Peril! Champion James Holzhauer, winner of 20 straight matches with more than $1.5 million in earnings, has already become one of the most successful game show contestants in American history. Now he’s aiming to continue his winning streak and target all-time Ken Jennings Peril! record $2.5 million.
(It’s already worth noting that Jennings hit his record high of $2.5 million in 74 games.)
Thursday night Hozlhauer goes for his 21st straight Peril! victory against Jessica Efron Sauer and Josh Archibaldseiffer. Sauer is an accountant from Munster, Indiana, and Archibaldseiffer is a musical director/pianist from Seattle.
But already, Holzhauer has become one of the top nine American game show contestants of all time, asking the question: how Peril! does winner James Holzhauer get so good and smart at game shows?
Holzhauer, a 34-year-old professional sports player from Las Vegas, says he became a trivia expert by reading children’s books, the kind he might read to his 4-year-old daughter. Holzhauer said he found many adult books boring, but could learn children’s books faster.
“You might be able to read an adult book on a boring topic without falling asleep, but I can’t,” Holzhauer said, according to The Washington Post. “For me it was either reading children’s books – designed to engage the reader – or getting into Peril! with huge gaps in my knowledge base.”
Holzhauer said children’s books are filled with “infographics, images, and all sorts of things to keep the reader engaged.”
“I couldn’t finish a chapter of a real Dickensian novel without falling asleep.”
What are James Holzhauer’s favorite children’s books?
“The Classics Illustrated series was a great introduction to literature, and I also really enjoyed Zachary Hamby’s mythology books for teens,” he told the To post. He read his daughter where the wild things are before he was born, he said.
A native of Illinois, Holzhauer earned a bachelor’s degree in mathematics from the University of Illinois. He became a professional gambler rather than a mathematician because he “doesn’t mind playing big money” when he thinks he has a big advantage and has already appeared in the game show. The hunt in 2014.
At Holzhauer Peril! strategies for turning his vast trivial knowledge into steady gains is his aggressive bet.

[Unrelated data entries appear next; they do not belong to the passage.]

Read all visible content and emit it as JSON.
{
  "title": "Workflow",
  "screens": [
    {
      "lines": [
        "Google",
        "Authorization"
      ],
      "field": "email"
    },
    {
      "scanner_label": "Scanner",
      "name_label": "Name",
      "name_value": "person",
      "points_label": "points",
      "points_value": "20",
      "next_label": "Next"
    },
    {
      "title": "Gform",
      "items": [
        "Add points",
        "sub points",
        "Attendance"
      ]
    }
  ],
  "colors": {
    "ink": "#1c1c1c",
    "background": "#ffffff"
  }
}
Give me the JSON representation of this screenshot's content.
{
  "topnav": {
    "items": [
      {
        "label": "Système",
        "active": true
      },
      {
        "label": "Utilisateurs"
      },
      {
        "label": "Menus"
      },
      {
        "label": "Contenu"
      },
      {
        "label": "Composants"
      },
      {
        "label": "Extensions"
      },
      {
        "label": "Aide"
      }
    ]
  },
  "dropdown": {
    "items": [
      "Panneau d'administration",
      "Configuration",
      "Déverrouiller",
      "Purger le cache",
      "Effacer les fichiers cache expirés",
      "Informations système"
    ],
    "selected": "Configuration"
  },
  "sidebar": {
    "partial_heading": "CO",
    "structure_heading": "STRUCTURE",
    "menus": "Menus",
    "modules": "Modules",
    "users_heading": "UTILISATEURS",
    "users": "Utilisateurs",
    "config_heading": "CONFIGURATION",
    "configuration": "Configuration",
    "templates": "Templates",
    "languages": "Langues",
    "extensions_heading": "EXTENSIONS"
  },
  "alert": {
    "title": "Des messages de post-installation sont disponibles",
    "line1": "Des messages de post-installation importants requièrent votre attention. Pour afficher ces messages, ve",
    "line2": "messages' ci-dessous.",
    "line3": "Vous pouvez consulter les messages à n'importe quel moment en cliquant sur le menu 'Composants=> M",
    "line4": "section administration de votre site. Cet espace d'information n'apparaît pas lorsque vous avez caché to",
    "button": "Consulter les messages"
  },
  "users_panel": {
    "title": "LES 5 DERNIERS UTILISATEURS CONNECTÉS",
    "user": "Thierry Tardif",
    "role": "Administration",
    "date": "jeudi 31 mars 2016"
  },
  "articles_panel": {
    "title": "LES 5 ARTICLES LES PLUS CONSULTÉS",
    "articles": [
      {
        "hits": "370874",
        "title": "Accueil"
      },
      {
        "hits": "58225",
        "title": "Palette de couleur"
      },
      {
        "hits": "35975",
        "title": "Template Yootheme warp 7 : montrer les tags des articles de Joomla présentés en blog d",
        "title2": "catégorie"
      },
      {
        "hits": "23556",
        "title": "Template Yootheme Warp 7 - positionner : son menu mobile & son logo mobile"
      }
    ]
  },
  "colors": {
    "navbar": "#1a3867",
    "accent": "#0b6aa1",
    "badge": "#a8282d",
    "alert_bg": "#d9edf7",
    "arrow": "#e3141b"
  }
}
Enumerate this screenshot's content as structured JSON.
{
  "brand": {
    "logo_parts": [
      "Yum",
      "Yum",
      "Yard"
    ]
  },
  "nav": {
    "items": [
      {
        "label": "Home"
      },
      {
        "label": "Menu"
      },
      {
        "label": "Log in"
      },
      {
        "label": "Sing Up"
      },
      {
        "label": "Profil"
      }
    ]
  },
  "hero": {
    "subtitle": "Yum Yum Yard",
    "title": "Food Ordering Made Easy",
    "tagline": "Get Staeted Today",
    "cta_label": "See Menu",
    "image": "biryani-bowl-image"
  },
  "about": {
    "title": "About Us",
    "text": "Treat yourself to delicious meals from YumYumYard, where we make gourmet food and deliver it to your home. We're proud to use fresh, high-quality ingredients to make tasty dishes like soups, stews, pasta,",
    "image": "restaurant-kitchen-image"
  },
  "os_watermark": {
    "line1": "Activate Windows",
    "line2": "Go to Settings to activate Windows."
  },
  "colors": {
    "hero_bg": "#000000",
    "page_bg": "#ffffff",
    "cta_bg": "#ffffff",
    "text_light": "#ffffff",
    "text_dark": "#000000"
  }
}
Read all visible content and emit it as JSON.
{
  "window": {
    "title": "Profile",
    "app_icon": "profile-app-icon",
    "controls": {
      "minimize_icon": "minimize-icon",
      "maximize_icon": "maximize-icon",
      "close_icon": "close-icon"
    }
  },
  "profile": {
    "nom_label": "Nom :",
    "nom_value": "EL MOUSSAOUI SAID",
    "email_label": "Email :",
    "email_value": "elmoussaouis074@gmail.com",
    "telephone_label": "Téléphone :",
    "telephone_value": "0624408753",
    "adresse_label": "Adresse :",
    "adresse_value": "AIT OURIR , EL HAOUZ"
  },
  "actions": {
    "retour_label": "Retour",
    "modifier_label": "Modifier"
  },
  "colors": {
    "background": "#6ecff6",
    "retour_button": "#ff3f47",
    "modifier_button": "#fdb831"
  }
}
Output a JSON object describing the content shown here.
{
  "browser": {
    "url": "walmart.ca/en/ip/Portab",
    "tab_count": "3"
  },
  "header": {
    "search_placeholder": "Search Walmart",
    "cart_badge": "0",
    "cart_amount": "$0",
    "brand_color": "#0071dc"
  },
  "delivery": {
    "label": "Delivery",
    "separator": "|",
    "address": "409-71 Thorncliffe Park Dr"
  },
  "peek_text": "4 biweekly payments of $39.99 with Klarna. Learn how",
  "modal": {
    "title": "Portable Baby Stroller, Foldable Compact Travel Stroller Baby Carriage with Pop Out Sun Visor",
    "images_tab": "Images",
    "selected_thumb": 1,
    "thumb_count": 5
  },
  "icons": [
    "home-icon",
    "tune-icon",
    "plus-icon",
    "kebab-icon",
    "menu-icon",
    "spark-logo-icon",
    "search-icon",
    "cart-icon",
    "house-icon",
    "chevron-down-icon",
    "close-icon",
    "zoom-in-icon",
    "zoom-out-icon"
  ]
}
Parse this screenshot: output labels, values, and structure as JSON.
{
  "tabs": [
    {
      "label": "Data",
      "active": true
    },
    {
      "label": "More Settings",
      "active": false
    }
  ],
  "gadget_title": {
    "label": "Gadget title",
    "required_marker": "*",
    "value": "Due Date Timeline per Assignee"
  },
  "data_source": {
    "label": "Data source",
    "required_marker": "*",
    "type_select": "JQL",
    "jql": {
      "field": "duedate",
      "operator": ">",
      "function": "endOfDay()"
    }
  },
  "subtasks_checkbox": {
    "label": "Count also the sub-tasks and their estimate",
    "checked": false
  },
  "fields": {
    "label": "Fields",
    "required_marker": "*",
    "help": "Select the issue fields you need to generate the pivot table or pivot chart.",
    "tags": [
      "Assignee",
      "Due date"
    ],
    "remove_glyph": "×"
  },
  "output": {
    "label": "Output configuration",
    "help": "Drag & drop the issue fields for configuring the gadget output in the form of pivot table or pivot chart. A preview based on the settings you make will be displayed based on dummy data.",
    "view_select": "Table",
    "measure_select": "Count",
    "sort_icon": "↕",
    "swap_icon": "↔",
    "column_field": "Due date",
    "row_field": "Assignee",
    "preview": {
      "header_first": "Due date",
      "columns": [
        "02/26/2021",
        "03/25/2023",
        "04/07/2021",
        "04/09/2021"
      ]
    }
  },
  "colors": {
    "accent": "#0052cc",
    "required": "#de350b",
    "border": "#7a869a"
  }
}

“You can see as soon as I take control of the board in the first game, I go for the $1,000 clues every chance I get,” Holzhauer said. The New York Times. “I think the only time I deviated from that was a category on the US Senate. I’m not a politics guy, so I avoided that, but other than that, I’ll 1 $000-1000-1000 whenever I can.”
How it works Peril! winner James Holzhauer makes a living as a sports bettor?
“When I started 14 years ago, the biggest benefits were in baseball, and that’s what I focused on,” he told the Times. “But the market is really caught up with advanced stats, and they’re taking bigger bets on games like football and basketball, so I’m focusing my attention there more. The hockey that I tried to working lately. You can find some inefficiencies in team totals (how many goals will be scored in a game) and puck line (betting that a team will win by a certain margin).”